The Austin Chronicle

https://www.austinchronicle.com/books/2011-04-15/the-late-american-novel-writers-on-the-future-of-books/

Book Review

Reviewed by Wayne Alan Brenner, April 15, 2011, Books

The Late American Novel: Writers on the Future of Books

edited by Jeff Martin and C. Max Magee
Soft Skull Press, 192 pp., $14.95 (paper)

So here's an anthology of writing about how long-form writing and reading, in the omni-connected, ever-distracting Internet age, is (possibly) threatened with extinction or is (more likely) changing to survive. The Late American Novel: Writers on the Future of Books is neatly summed by a back-cover blurb from John Wray: "I sat down to read it expecting a coroner's report and found a manifesto instead."

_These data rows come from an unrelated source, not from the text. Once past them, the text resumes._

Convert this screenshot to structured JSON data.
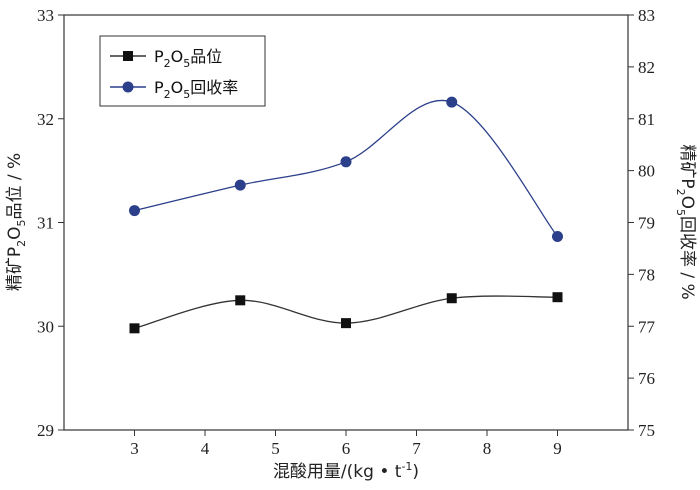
{
  "chart_data": {
    "type": "line",
    "title": "",
    "x": [
      3,
      4.5,
      6,
      7.5,
      9
    ],
    "xlim": [
      2,
      10
    ],
    "xticks": [
      "3",
      "4",
      "5",
      "6",
      "7",
      "8",
      "9"
    ],
    "xlabel": "混酸用量/(kg • t",
    "xlabel_sup": "-1",
    "xlabel_end": ")",
    "left_axis": {
      "ylim": [
        29,
        33
      ],
      "ticks": [
        "29",
        "30",
        "31",
        "32",
        "33"
      ],
      "label_prefix": "精矿P",
      "label_sub": "2",
      "label_mid": "O",
      "label_sub2": "5",
      "label_suffix": "品位 / %"
    },
    "right_axis": {
      "ylim": [
        75,
        83
      ],
      "ticks": [
        "75",
        "76",
        "77",
        "78",
        "79",
        "80",
        "81",
        "82",
        "83"
      ],
      "label_prefix": "精矿P",
      "label_sub": "2",
      "label_mid": "O",
      "label_sub2": "5",
      "label_suffix": "回收率 / %"
    },
    "series": [
      {
        "name_prefix": "P",
        "name_sub": "2",
        "name_mid": "O",
        "name_sub2": "5",
        "name_suffix": "品位",
        "axis": "left",
        "marker": "square",
        "color": "#333333",
        "values": [
          29.98,
          30.25,
          30.03,
          30.27,
          30.28
        ]
      },
      {
        "name_prefix": "P",
        "name_sub": "2",
        "name_mid": "O",
        "name_sub2": "5",
        "name_suffix": "回收率",
        "axis": "right",
        "marker": "circle",
        "color": "#2b3f8a",
        "values": [
          79.23,
          79.72,
          80.17,
          81.32,
          78.73
        ]
      }
    ],
    "legend_position": "top-left"
  }
}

Fuck yeah, John Wray, you're not kidding: What a refreshing surprise in these days of lit-scene doom and gloom. Editors Jeff Martin and C. Max Magee have gathered essays and vignettes and such from a bright segment of modern scribes – a few of the names recognizable from The New Yorker's recent best "20 Under 40" issue, hey – who weigh in with author's-eye views in their engaging styles and do much to dispel the more funereal prognostication going on at the corporate level of booksmithery.

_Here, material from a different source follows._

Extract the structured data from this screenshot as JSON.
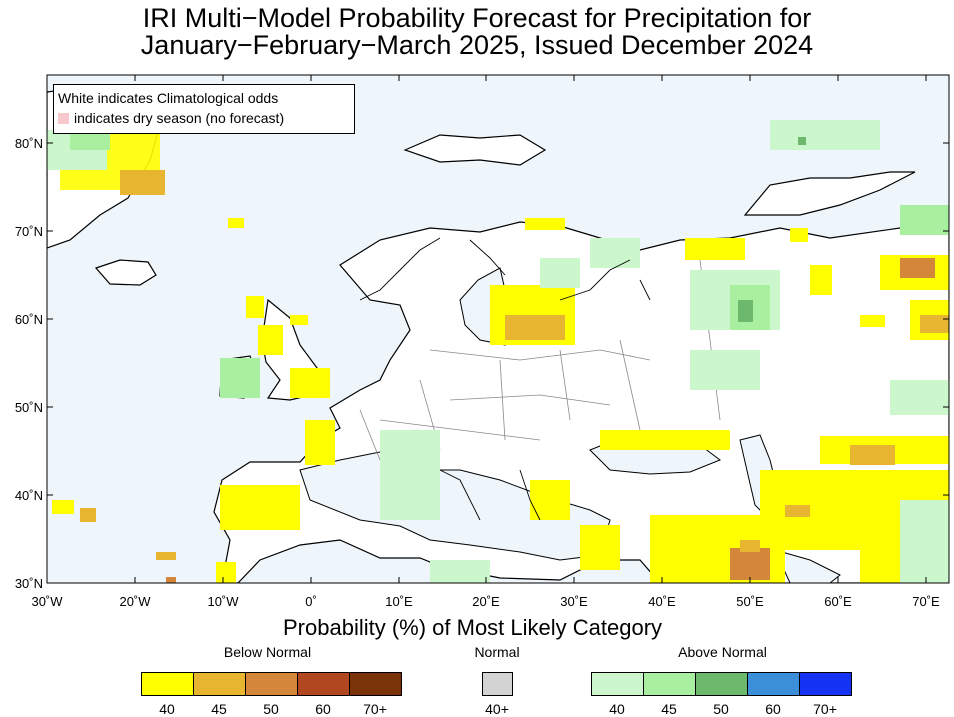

Rivka Galchen starts off the post-introduction considerations, her surreal "The Future of Paper" a palate-cleansing abstraction before the less fantastical responses are served. David Shields isn't among the lettered company in this volume, but his Reality Hunger: A Manifesto functions as a sort of welcome touchstone for several of the writers, especially for David Gates and Jonathan Lethem, whose back-and-forth emails (originally seen in PEN America 12: Correspondences) are as relevant to the subject at hand as they are cleverly revelatory in general. Treme writer Tom Piazza briefly interviews himself about the future of books. Reif Larsen, of T.S. Spivet fame, tackles the more hardware-oriented, structural side of things with his graphics-embellished "The Crying of Page 45." Kyle Beachy, aside from dissing the abovementioned Shields as "an asshole" who "doesn't believe in communion," offers a plaintive assertion along the lines of novels (that he finds important) being important because, c'mon, guys, you can feel how important they are. Emily St. John Mandel, on the other hand, thoughtfully welcomes our new e-book overlords: "The conveniences of the digital age are inarguable," says the staff writer for editor Magee's The Millions website.

Indeed: How did you access this very review, friend? And how will it please you to encounter the contents of this recommended book?